While necessarily located in strictly-controlled indoor spaces, herbaria and similar collections like “avian archives” [9] provide windows into the diverse environments of scientific practice, the politics of collection and exchange, and the importance of preservation to scientific research. Botany, as the science of plant life, isn’t confined to the field, laboratory, or herbarium. It brings together a diverse collection of places, people, and plants in an attempt to know a little bit more about the more-than-human world.
Notes
[1] Thomas Gieryn’s account of the “discovery” of composting in India by British scientists is illustrative. See “Hybridizing Credibilities: Albert and Gabrielle Howard Compost Organic Waste, Science, and the Rest of Society,” in Cultural Boundaries of Science: Credibility on the Line. Chicago: University of Chicago Press, 1999. (Anyone else?)
[2] See, for example, Richard Drayton, Nature’s Government: Science, Imperial Government, and the “Improvement” of the World. New Haven: Yale University Press, 2000.

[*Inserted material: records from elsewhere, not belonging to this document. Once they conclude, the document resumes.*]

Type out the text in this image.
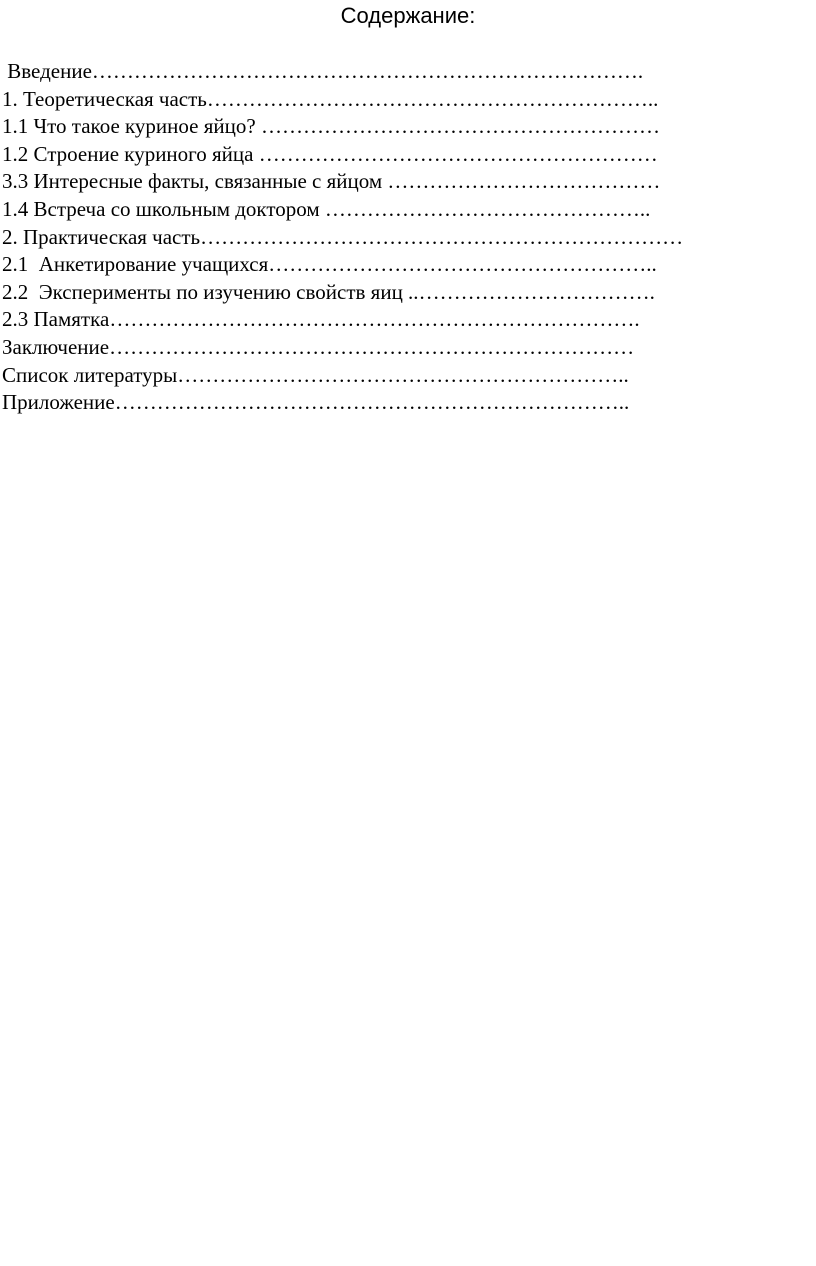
Содержание:
Введение…………………………………………………………………….
1. Теоретическая часть………………………………………………………..
1.1 Что такое куриное яйцо? …………………………………………………
1.2 Строение куриного яйца …………………………………………………
3.3 Интересные факты, связанные с яйцом …………………………………
1.4 Встреча со школьным доктором ………………………………………..
2. Практическая часть……………………………………………………………
2.1  Анкетирование учащихся………………………………………………..
2.2  Эксперименты по изучению свойств яиц ..…………………………….
2.3 Памятка………………………………………………………………….
Заключение…………………………………………………………………
Список литературы………………………………………………………..
Приложение………………………………………………………………..
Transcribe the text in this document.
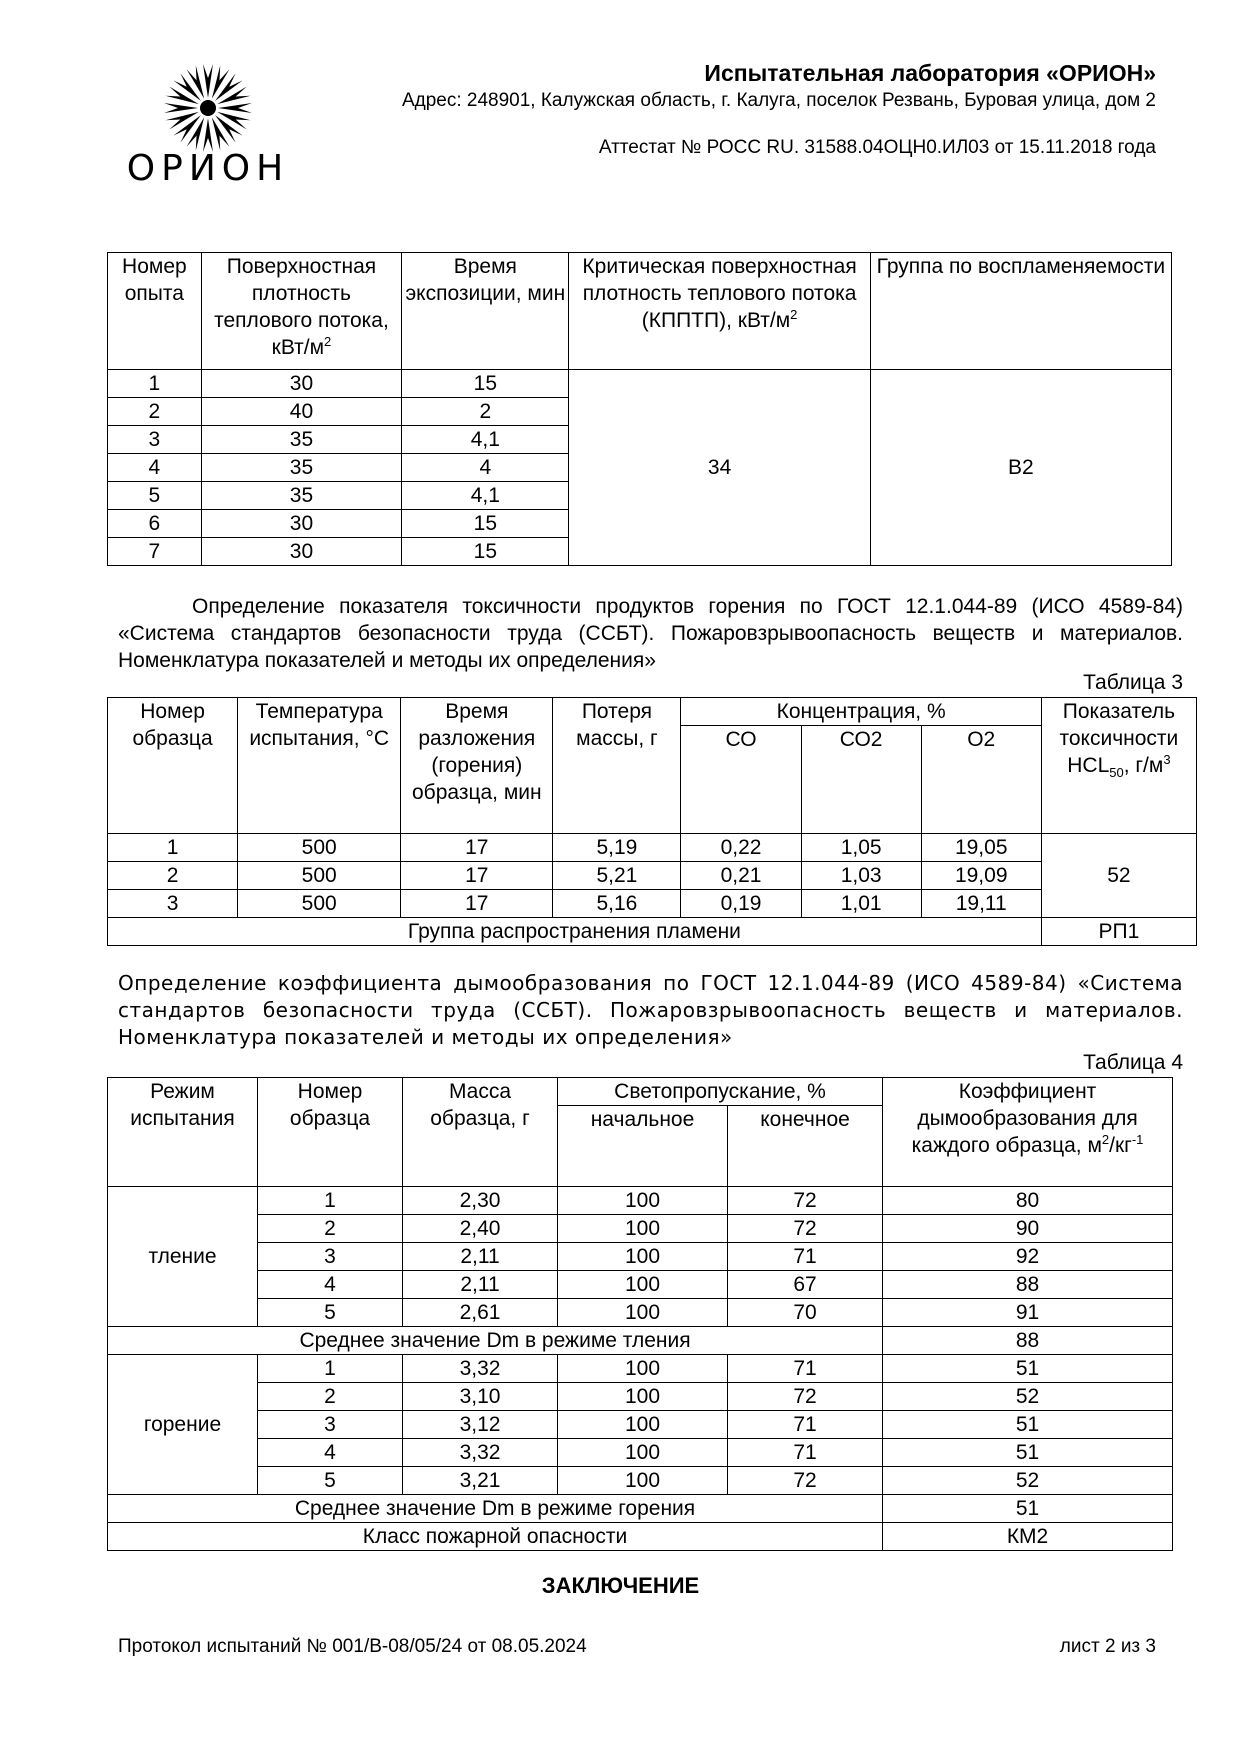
ОРИОН
Испытательная лаборатория «ОРИОН»
Адрес: 248901, Калужская область, г. Калуга, поселок Резвань, Буровая улица, дом 2
Аттестат № РОСС RU. 31588.04ОЦН0.ИЛ03 от 15.11.2018 года
Номер опыта	Поверхностная плотность теплового потока, кВт/$м^2$	Время экспозиции, мин	Критическая поверхностная плотность теплового потока (КППТП), кВт/$м^2$	Группа по воспламеняемости
1	30	15	34	В2
2	40	2		
3	35	4,1		
4	35	4		
5	35	4,1		
6	30	15		
7	30	15		
Определение показателя токсичности продуктов горения по ГОСТ 12.1.044-89 (ИСО 4589-84) «Система стандартов безопасности труда (ССБТ). Пожаровзрывоопасность веществ и материалов. Номенклатура показателей и методы их определения»
Таблица 3
Номер образца	Температура испытания, °С	Время разложения (горения) образца, мин	Потеря массы, г	Концентрация, %			Показатель токсичности $HCL_{50}$, $г/м^3$
				СО	СО2	О2	
1	500	17	5,19	0,22	1,05	19,05	52
2	500	17	5,21	0,21	1,03	19,09	
3	500	17	5,16	0,19	1,01	19,11	
Группа распространения пламени							РП1
Определение коэффициента дымообразования по ГОСТ 12.1.044-89 (ИСО 4589-84) «Система стандартов безопасности труда (ССБТ). Пожаровзрывоопасность веществ и материалов. Номенклатура показателей и методы их определения»
Таблица 4
Режим испытания	Номер образца	Масса образца, г	Светопропускание, %		Коэффициент дымообразования для каждого образца, $м^2/кг^{-1}$
			начальное	конечное	
тление	1	2,30	100	72	80
	2	2,40	100	72	90
	3	2,11	100	71	92
	4	2,11	100	67	88
	5	2,61	100	70	91
Среднее значение Dm в режиме тления					88
горение	1	3,32	100	71	51
	2	3,10	100	72	52
	3	3,12	100	71	51
	4	3,32	100	71	51
	5	3,21	100	72	52
Среднее значение Dm в режиме горения					51
Класс пожарной опасности					КМ2
ЗАКЛЮЧЕНИЕ
Протокол испытаний № 001/В-08/05/24 от 08.05.2024	лист 2 из 3
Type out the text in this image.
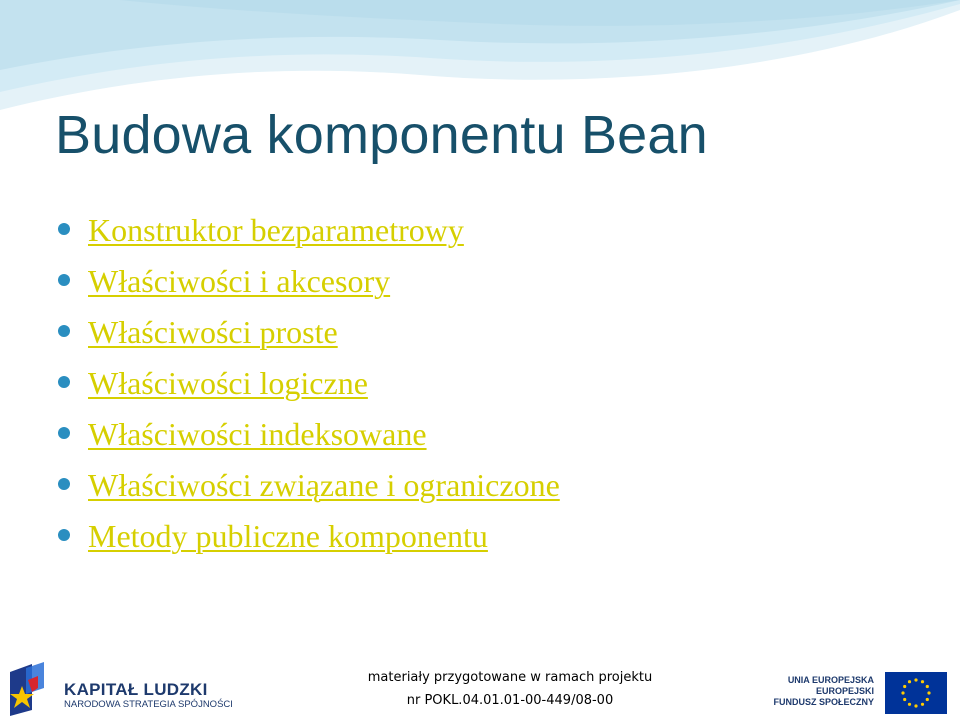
Budowa komponentu Bean
Konstruktor bezparametrowy
Właściwości i akcesory
Właściwości proste
Właściwości logiczne
Właściwości indeksowane
Właściwości związane i ograniczone
Metody publiczne komponentu
KAPITAŁ LUDZKI
NARODOWA STRATEGIA SPÓJNOŚCI
materiały przygotowane w ramach projektu
nr POKL.04.01.01-00-449/08-00
UNIA EUROPEJSKA
EUROPEJSKI
FUNDUSZ SPOŁECZNY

[3] But how does one determine when a plant, such as a strawberry, is actually dead?
[4] “What is a Herbarium?” RBG Kew.
[5] Bruno Latour, Pandora’s Hope: Essays on the Reality of Science Studies. Cambridge, MA: Harvard University Press, 1999: 34.
[6] Ibid.
[7] During a tour of the NVPH, Will Knight and I asked our guide to open a cabinet marked “historical,” in which Parr Traill’s specimens were stored, unbeknownst to the herbarium’s staff!
[8] William Milken, “What’s in a Collection? The Herbarium at Kew.” RBG Kew, 7 March 2014.
[9] See, for example, Kirsten Greer, “Geopolitics and the Avian Imperial Archive: The Zoogeography of Region-Making in the Nineteenth-Century British Mediterranean” (paywall). Annals of the Association of American Geographers May 2013 (103.6).